Neuropediatrics 2018; 49(S 01): S1-S12
DOI: 10.1055/s-0038-1653930
Poster Presentations
Georg Thieme Verlag KG Stuttgart · New York

Incontinentia Pigmenti in a Newborn Male with Klinefelter Syndrome: Clinical, Electroencephalographic, and Neuroimaging Findings

S. Brunetti
1   Unit of Child Neurology and Psychiatry, Department of Clinical and Experimental Sciences, ASST Spedali Civili and University of Brescia, Brescia, Italy
,
M. De Simone
2   Unit of Child Neurology and Psychiatry, ASST Spedali Civili, Brescia, Italy
,
A. Molinaro
1   Unit of Child Neurology and Psychiatry, Department of Clinical and Experimental Sciences, ASST Spedali Civili and University of Brescia, Brescia, Italy
,
G. Gualdi
3   Department of Dermatology, ASST Spedali Civili, Brescia, Italy
,
S. C. Giliani
4   ”A. Nocivelli Institute for Molecular Medicine,” Pediatric Clinic, ASST Spedali Civili and University of Brescia, Brescia, Italy
,
L. Pinelli
5   Unit of Neuroradiology, Pediatric Neuroradiology Section, ASST Spedali Civili, Brescia, Italy
,
P. Martelli
2   Unit of Child Neurology and Psychiatry, ASST Spedali Civili, Brescia, Italy
,
E. Fazzi
1   Unit of Child Neurology and Psychiatry, Department of Clinical and Experimental Sciences, ASST Spedali Civili and University of Brescia, Brescia, Italy
› Author Affiliations
Further Information

Publication History

Publication Date:
27 April 2018 (online)

 

Incontinentia pigmenti (IP, MIM 308300) is a rare X-linked genodermatosis that not only included well-defined dermatological features but also central nervous system abnormalities. Although IP is usually lethal in males, occurrences of the disease in boys have been reported, but phenotype has not been well characterized. We report on neurological, electroencephalographic (EEG) and neuroimaging findings in a male infant with IP and a 47, XXY karyotype.

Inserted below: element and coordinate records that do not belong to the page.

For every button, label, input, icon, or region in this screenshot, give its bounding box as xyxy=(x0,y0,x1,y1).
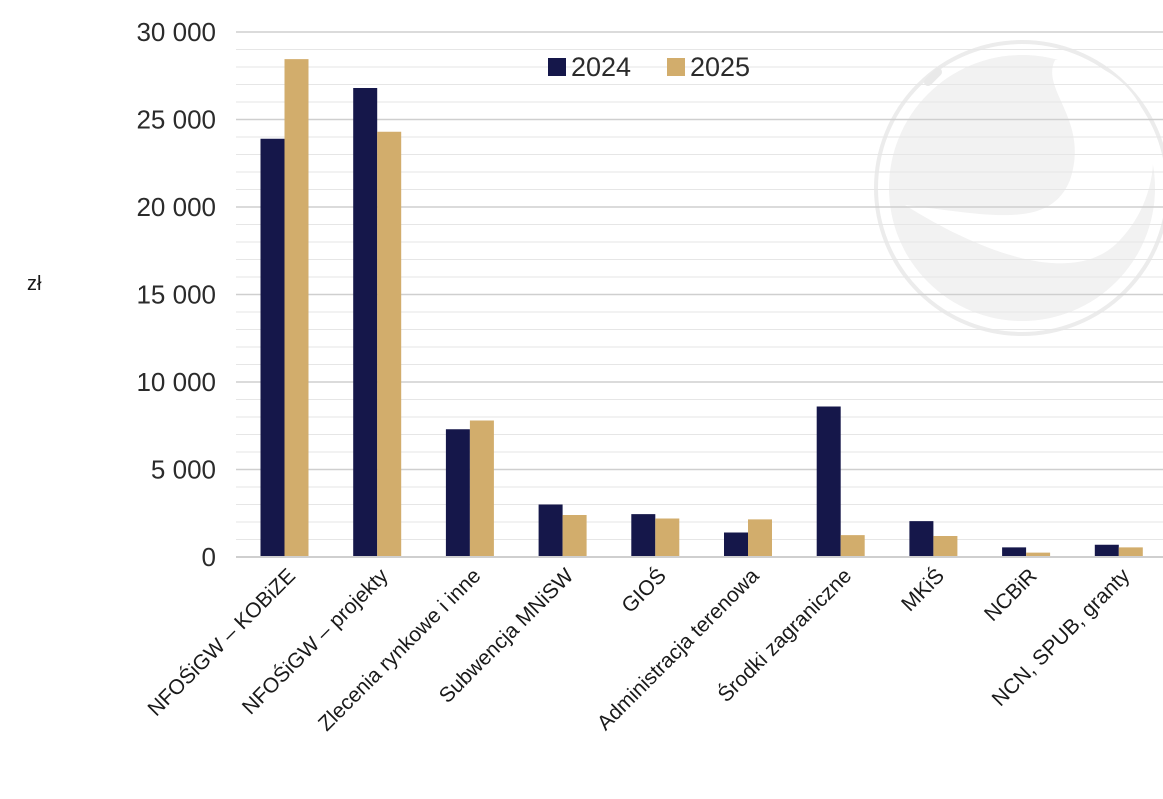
bar-2024 xyxy=(1002,547,1027,557)
watermark-logo-icon xyxy=(874,40,1163,336)
bar-2024 xyxy=(816,406,841,557)
legend-swatch-2025 xyxy=(667,58,685,76)
bar-2024 xyxy=(538,504,563,557)
x-category-label: NCBiR xyxy=(980,564,1042,626)
bar-2025 xyxy=(284,59,309,557)
y-tick-label: 25 000 xyxy=(136,105,216,135)
y-tick-label: 20 000 xyxy=(136,192,216,222)
bar-2025 xyxy=(840,535,865,557)
x-category-label: Zlecenia rynkowe i inne xyxy=(314,564,485,735)
bar-2025 xyxy=(748,519,772,557)
y-tick-label: 5 000 xyxy=(151,455,216,485)
legend-swatch-2024 xyxy=(548,58,566,76)
bar-2025 xyxy=(933,536,958,557)
bar-2025 xyxy=(377,131,402,557)
bar-2024 xyxy=(353,88,378,557)
bar-2024 xyxy=(909,521,934,557)
y-tick-label: 10 000 xyxy=(136,367,216,397)
bar-2025 xyxy=(1118,547,1143,557)
y-tick-label: 0 xyxy=(202,542,216,572)
x-category-label: Administracja terenowa xyxy=(593,564,764,735)
bar-2025 xyxy=(1026,552,1051,557)
legend-label-2024: 2024 xyxy=(571,52,631,82)
bar-2025 xyxy=(469,420,494,557)
y-tick-label: 15 000 xyxy=(136,280,216,310)
bar-2024 xyxy=(724,532,748,557)
y-axis-ticks: 0 5 000 10 000 15 000 20 000 25 000 30 000 xyxy=(136,17,216,572)
legend: 2024 2025 xyxy=(548,52,750,82)
bar-2025 xyxy=(562,515,587,557)
x-category-label: GIOŚ xyxy=(617,564,671,618)
bar-2024 xyxy=(1094,544,1119,557)
bar-2025 xyxy=(655,518,680,557)
x-category-label: NFOŚiGW – KOBiZE xyxy=(143,564,300,721)
y-tick-label: 30 000 xyxy=(136,17,216,47)
legend-label-2025: 2025 xyxy=(690,52,750,82)
x-category-label: MKiŚ xyxy=(896,564,948,616)
bar-2024 xyxy=(445,429,470,557)
y-axis-label: zł xyxy=(27,273,42,295)
bar-2024 xyxy=(260,138,285,557)
bars xyxy=(260,59,1143,557)
bar-2024 xyxy=(631,514,656,557)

The baby presented at birth with generalized vesiculopustular eruption and the diagnosis of IP was confirmed by skin biopsy and by IKBKG gene mutation. Chromosome analysis was consistent with the diagnosis of Klinefelter syndrome.

At 2 months of age, he experienced a convulsive status epilepticus managed with endovenous phenytoin and phenobarbital (PB). Magnetic resonance imaging revealed multiple acute phase spotty high-intensity lesions on diffusion-weighted images (DWI) involving both cerebral hemispheres, compatible with multiple cerebral infarctions.

Oral PB gave seizure control for 2 months, when he developed daily clusters of seizures characterized by eye twitching and extensor spasms of one arm lasted few seconds. EEG showed background disorganization and multifocal abnormalities with focal clinical and electrographic seizures. Carbamazepine was started but seemed ineffective, and the frequency of seizures was reduced after vigabatrin was added. In follow-up evaluation, clinical picture was characterized by severe developmental delay with poor spontaneous motility, generalized hypertonia, severe visual deficit due to bilateral retinal detachment, and poor feeding with difficulty swallowing. Due to the clinical variability of this rare condition, awareness of the association between IP and epilepsy will help to plan treatment for both conditions.